Dresden Termine des Verbandes
Parlamentarischer Abend Industriekultur Sachsen: starkes Signal für ein Zukunftsthema
Zahlreiche Mitglieder des Sächsischen Landtags sowie Vertreterinnen und Vertreter aus Verwaltung, Wissenschaft, Kultur, Tourismus und Einrichtungen der Industriekultur nutzten die Gelegenheit zum fachlichen Austausch über die zukünftige Entwicklung der Industriekultur in Sachsen. Eröffnet wurde der Abend durch den Präsidenten des Sächsischen Landtags, Alexander Dierks, sowie Franziska Brech vom Sächsischen Staatsministerium für Wissenschaft, Kultur und Tourismus.

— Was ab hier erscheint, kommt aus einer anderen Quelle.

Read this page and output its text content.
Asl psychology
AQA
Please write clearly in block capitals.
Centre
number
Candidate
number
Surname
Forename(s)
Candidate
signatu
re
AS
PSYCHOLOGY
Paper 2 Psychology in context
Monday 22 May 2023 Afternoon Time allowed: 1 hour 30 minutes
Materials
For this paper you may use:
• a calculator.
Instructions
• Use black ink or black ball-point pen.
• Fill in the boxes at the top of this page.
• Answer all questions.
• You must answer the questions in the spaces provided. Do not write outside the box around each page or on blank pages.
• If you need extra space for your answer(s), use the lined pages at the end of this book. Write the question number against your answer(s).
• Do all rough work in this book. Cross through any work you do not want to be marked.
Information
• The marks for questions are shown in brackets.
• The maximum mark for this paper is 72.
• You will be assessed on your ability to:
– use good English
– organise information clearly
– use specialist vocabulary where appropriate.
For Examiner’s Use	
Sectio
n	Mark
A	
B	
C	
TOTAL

Mit dem Parlamentarischen Abend stärkt der Landesverband Industriekultur Sachsen den Dialog zwischen Politik, Verwaltung, Wissenschaft, Tourismus und den vielfältigen Akteuren der Industriekultur. Ziel ist es, Industriekultur als Querschnittsthema dauerhaft in die Entwicklung Sachsens einzubringen – von regionaler Identität und kulturellem Erbe über Tourismus und Bildung bis hin zu Standortentwicklung, Technikoffenheit und Transformation.
Die breite Teilnahme und die intensiven Gespräche haben gezeigt, dass der Landesverband heute als vernetzende und übersetzende Struktur wahrgenommen wird: Er bündelt fachliche Perspektiven, macht die Vielfalt der sächsischen Industriekultur politisch anschlussfähig und schafft Verbindungen zwischen Orten, Institutionen und Entscheidungsebenen.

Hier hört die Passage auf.